Бывший коломенский епископ медленно поднял глаза на расстроенного служивого, горестно усмехнулся поблекшими губами.

– Да все по воле того же Никона! У нас ведь завсегда так: на деле ты прав, а на дыбе виноват будешь! Ан отомщен и я за свои мучения, не столь телесные, сколь душевные. Когда читали вселенский приговор Никону, тамо и обо мне говорено Никону в великий укор!

– Что же? – удивился Михаил Хомутов, все еще не в силах связать воедино таких разных людей – бывшего патриарха Никона и нынешнего, похоже что беглого епископа Павла. Хотя, если верить слухам, теперь и бывший патриарх Никон на струге со Степаном Тимофеевичем! Воистину, как говорят святые книги, неисповедимы пути Господни и его свершения над людьми!

– Как дознался я через верного человека, – ответил батюшка Павел, – вселенский приговор укорил Никона, написавши ему так: «Архиерея один сам собою низверг; по низложению с Павла, епископа коломенского, мантию снял и предал на лютое биение, архиерей тот сошел с ума и погиб безвестно, зверями ли заеден, или в воде утонул, или другим каким-нибудь образом погиб…»

– А вы, батюшка Павел, скрылись из тех мест, да?

– Да, сын мой. Бежал я из Коломны на юг, в верхние донские городки, облик крестьянина приняв. И долго был в разных работах, а как прослышал, что средь воинства атамана Разина объявился бывший патриарх Никон, так и поспешил сюда. Хотел упредить атамана, чтоб стерегся козла спереди, коня сзади, а злоехидного Никона со всех сторон… А довелось бы как нечаянно встретиться… – батюшка Павел вдруг прервал свои раздумья на полуслове, умолк, глядя в неохватную даль укрытого лесами левобережья Волги.

Михаила Хомутова в самое сердце пронзила острая догадка, даже ладони взмокли, и он нервно вытер их о штаны. Подумал: «Неужто самолично решил поквитаться с бывшим патриархом? А теперь случай ищет на патриарший струг проникнуть с ножом в руке?»

Должно быть, эти тревожные мысли отразились на лице впечатлительного Михаила, и бывший епископ прочитал их без труда.
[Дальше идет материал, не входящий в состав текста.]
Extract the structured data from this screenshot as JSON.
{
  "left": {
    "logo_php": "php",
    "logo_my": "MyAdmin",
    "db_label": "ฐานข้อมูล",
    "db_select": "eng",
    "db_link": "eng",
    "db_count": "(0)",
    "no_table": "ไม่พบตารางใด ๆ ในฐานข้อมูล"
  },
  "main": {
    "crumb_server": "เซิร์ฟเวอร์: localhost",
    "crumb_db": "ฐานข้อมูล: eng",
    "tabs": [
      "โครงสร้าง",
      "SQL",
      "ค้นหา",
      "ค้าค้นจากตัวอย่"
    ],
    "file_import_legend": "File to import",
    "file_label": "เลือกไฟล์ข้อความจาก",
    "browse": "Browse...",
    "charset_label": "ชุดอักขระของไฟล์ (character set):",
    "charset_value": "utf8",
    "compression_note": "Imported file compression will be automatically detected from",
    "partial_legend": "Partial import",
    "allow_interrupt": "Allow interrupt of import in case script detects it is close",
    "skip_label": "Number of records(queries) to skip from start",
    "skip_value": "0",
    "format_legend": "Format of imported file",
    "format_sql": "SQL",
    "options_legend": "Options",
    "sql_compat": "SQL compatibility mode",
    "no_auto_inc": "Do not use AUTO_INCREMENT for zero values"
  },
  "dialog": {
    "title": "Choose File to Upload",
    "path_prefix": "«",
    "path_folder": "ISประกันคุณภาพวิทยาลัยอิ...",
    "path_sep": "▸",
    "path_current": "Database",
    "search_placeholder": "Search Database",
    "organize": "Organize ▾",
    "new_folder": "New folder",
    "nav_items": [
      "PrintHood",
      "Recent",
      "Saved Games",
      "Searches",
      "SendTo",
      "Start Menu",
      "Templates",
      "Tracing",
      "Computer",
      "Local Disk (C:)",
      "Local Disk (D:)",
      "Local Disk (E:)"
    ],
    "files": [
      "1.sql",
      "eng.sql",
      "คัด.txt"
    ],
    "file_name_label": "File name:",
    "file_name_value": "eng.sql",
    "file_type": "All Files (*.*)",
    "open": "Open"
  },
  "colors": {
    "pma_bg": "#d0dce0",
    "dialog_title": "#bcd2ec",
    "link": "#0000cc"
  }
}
– Порешил ты, сын мой, что я Никона погубить умыслил? – батюшка Павел вскинул на сотника удивленный взгляд, тихо рассмеялся, головой отрицательно покачал из стороны в сторону. – Не утаю, была такая у меня задумка… покудова Никон в патриархах сидел. А теперь и он тако же низвержен до простого монаха-затворника, како и аз, грешный. Просто хотелось подойти так близко, чтобы в очи глянуть да спросить: «Зачем, аки зверь лютый, на избиение холопам своим отдал тело мое, коль из него душу вынул?» Вот сколь хожу сюда, к стругам, но на тот, с черными коврами на палубе, не допускают. Да никто днем на той палубе и не объявляется, окромя стрельцов. Ночью же не разглядеть, кто выходит…

Помолчали с минуту, потом легко, не по годам, поднялся с травы бывший коломенский епископ, добавил, прощаясь:

– Пойду. Тамо меня пораненные ждут, врачую я их травами лечебными. Да помни слово, сотник, нет епископа Павла, а есть батюшка Ларион, не от мира здесь, а от Бога. Доведись в руки боярам попасть, и вовсе никакого имени у меня не выпытают.

Михаил Хомутов рукой до земли поклонился великому мученику, и они распрощались. И видел его под Синбирском почти весь срок осады кремля, а потом куда он делся – Бог весть[13].

Подошел Никита Кузнецов, посмотрел на уходящего вверх по волжскому склону батюшку, спросил:

– Чудной он, правда?

– Жизнь чудная порою бывает, брат Никита! Ну, идем к нашим стрельцам, глядишь, как бы снова бою не быть в степи под кремлем. Атаман Разин, должно, выяснил уже, далеко ли отбежал от Свияги воевода Борятинский. Ну, как в ночи к нему свежие полки подошли, он и кинется на нас, будто волк голодный из кустов на роковую овцу, пастухами оставленную без должного присмотра.

3

Воевода и князь Юрий Никитич Борятинский отбежал от Синбирска в Тетюши и в грязной от осенней слякоти низкой съезжей избе диктовал своему доверенному подьячему – не чужим бы ушам всего того слышать! – донесение о своем неудачном приступе на выручку осажденного Синбирска. Взмокший под дождем подьячий Вахрушка Семенов, втянув голову в остренькие плечи, весь внимание – упаси Господь что не так исписать, живо поротый будешь ночь лежать в конюшне на куче навоза или, в лучшем случае, на объедках! – ловил старательно каждое слово.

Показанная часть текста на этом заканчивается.